Вдруг кто-то резко и строго приказал, Георг немного испугался:
— Выйдите отсюда, Пфафф!
— Ишь ты!
— Пожалуйста, оставьте нас наедине, — прибавил Георг.
— Сию же минуту! — приказал Петер, прежний Петер.
Пфафф вышел. Новый господин казался ему уж очень шикарным, он выглядел как президент, наверно, чем-то таким он и был. Отплатить профессору за его дерзость времени еще будет достаточно. В виде задатка он захлопнул за собой дверь, из уважения к президенту он не стал запирать его.

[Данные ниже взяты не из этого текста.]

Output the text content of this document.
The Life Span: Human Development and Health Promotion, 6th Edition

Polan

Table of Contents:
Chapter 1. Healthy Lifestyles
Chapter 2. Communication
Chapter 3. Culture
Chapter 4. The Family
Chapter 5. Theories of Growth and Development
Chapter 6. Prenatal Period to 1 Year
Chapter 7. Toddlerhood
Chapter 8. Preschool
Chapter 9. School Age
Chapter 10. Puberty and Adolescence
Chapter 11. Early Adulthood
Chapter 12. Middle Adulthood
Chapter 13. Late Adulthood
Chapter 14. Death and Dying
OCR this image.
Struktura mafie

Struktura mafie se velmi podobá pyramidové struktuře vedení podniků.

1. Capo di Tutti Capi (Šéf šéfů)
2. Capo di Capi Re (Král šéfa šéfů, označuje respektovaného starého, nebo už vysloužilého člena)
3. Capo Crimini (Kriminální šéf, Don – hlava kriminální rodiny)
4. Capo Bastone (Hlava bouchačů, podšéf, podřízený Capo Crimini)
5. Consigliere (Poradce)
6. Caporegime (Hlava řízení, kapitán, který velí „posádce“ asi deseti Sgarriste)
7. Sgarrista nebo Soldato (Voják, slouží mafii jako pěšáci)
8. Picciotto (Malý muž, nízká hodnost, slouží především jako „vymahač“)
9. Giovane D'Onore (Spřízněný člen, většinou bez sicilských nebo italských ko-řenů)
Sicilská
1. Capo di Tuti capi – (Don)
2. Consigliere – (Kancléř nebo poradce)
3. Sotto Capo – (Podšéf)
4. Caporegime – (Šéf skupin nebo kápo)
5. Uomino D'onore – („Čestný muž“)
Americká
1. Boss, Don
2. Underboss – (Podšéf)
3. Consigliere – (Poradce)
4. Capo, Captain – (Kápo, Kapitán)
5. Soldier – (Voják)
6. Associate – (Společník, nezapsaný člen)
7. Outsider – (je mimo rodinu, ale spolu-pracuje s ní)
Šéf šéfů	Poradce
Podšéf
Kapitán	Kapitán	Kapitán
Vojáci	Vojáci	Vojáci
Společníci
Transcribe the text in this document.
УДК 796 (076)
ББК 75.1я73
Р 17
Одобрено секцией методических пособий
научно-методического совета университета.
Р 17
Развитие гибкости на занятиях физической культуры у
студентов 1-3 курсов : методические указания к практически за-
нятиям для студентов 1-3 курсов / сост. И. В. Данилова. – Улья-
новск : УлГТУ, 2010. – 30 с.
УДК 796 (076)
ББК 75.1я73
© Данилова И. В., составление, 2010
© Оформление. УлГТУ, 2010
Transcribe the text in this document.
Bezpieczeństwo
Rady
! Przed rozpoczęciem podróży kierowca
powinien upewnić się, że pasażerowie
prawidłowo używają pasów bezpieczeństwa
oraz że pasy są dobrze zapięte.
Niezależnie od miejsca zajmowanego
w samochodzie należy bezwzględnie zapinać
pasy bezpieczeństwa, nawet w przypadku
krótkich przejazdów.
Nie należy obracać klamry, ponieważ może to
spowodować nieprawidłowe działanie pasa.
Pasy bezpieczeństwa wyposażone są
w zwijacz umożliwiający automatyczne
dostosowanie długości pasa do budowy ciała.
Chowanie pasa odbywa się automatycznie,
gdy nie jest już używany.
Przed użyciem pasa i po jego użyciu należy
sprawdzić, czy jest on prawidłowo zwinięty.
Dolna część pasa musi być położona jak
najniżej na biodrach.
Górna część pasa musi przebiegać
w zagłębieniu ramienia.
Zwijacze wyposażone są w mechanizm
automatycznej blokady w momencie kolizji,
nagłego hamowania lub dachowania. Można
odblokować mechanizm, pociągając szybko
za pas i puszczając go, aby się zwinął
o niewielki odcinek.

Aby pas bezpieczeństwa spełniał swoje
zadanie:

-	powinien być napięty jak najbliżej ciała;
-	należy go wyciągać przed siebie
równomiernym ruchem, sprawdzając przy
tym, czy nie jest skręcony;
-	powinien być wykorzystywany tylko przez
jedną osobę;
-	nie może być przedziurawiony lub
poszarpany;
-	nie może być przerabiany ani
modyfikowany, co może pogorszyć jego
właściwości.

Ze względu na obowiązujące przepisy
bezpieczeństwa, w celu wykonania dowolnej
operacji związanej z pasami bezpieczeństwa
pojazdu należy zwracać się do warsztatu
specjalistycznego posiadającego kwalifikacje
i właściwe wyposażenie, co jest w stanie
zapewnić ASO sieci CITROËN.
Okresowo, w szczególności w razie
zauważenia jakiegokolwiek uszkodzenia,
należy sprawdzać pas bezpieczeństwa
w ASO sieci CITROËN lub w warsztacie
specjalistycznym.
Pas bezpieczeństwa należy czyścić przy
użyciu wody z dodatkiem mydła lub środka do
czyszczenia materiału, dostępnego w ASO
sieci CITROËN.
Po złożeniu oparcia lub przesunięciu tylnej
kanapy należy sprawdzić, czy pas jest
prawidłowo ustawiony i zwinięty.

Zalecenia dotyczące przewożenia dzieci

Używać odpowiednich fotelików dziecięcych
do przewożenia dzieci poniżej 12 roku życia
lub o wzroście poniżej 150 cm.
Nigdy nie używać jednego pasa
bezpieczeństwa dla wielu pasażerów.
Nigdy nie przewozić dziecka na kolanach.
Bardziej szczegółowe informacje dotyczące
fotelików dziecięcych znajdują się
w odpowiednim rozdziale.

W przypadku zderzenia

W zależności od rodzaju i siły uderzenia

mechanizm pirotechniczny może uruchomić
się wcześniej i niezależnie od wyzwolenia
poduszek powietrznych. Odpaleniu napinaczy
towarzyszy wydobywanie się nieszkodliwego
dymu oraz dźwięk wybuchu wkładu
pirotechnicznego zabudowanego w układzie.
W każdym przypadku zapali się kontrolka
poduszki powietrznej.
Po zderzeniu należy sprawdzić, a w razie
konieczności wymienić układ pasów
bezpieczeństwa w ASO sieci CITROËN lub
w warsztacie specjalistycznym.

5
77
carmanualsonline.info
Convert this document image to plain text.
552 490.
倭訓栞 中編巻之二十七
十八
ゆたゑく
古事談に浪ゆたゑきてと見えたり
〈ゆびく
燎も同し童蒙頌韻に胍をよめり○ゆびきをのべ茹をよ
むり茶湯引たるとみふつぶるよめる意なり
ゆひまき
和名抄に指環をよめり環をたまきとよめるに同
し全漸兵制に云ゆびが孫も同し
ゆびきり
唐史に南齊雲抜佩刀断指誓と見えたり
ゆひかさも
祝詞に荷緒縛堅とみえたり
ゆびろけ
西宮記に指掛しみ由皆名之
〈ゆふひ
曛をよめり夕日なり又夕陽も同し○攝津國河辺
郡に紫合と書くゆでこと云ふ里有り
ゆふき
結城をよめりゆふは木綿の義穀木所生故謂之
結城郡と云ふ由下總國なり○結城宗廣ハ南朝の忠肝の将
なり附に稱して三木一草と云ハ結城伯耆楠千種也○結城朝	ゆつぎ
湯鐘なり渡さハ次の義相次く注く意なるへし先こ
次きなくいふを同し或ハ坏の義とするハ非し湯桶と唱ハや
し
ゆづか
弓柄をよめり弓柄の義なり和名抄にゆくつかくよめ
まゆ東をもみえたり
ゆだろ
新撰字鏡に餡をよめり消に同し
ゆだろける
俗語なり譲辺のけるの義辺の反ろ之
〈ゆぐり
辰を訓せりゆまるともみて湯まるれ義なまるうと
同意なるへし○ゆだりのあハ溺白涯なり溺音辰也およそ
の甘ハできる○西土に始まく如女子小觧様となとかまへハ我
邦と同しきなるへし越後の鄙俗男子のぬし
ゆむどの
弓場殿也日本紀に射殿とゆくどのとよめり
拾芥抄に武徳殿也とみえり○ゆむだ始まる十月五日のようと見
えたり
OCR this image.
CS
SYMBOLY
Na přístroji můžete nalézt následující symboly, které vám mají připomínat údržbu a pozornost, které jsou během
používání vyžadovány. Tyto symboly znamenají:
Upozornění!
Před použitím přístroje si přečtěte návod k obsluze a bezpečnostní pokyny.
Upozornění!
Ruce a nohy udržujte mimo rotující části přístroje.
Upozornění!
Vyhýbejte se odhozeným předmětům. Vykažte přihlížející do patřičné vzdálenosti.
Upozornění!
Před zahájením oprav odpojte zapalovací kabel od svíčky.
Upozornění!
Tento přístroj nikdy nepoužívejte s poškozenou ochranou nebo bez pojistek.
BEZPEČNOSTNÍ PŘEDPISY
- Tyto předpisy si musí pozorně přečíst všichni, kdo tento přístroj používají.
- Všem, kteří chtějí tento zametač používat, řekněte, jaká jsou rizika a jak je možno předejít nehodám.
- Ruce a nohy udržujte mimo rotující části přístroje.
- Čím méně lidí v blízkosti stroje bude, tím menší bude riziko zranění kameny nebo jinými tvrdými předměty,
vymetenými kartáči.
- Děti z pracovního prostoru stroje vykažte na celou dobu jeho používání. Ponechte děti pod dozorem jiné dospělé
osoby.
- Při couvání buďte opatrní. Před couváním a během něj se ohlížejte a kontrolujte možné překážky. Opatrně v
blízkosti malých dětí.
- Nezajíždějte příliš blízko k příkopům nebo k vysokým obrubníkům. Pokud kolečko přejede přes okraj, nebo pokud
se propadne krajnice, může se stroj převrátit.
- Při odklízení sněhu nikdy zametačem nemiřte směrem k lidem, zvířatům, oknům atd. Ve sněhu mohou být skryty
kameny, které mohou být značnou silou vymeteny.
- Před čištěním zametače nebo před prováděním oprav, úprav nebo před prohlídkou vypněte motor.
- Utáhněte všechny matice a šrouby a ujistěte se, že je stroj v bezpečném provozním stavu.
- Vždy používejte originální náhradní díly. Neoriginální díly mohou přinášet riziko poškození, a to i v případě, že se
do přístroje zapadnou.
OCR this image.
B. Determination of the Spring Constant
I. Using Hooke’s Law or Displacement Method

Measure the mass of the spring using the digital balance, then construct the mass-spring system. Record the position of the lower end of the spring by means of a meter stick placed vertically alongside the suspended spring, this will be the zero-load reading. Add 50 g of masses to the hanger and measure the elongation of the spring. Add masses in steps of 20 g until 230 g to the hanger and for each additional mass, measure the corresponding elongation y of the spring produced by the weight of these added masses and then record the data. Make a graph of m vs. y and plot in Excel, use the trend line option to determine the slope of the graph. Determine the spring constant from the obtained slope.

Георг положил Петера на кровать, почти не заметив, что уже не держит его на руках, подошел к окну и стал отдирать доски.
— Я его потом опять затемню, — сказал он, — тебе нужен воздух. Если у тебя болят глаза, закрой их пока.
— Глаза у меня не болят.
— Почему же ты их щадишь? Я думал, ты слишком много читал и хочешь немного отдохнуть в темноте.
— Доски здесь только со вчерашнего вечера.
— Это ты так крепко приколотил их? Я с трудом отдираю их. Никак не думал, что у тебя столько силы.
— Это привратник, наемный воин.
— Наемный воин?
— Продажный хам.
— Мне он был симпатичен. Если сравнить его с другими людьми из твоего окружения.
— Мне тоже раньше.
— Что же он сделал тебе?
— Он ведет себя нагло, он меня тыкает.
— Я думаю, он делает это, чтобы доказать тебе свою дружбу. Ты же, конечно, не так давно в этой каморке?
— С позавчерашнего дня.
— Ты чувствуешь себя с тех пор лучше? В отношении глаз, я имею в виду. Надеюсь, ты не взял с собой книг?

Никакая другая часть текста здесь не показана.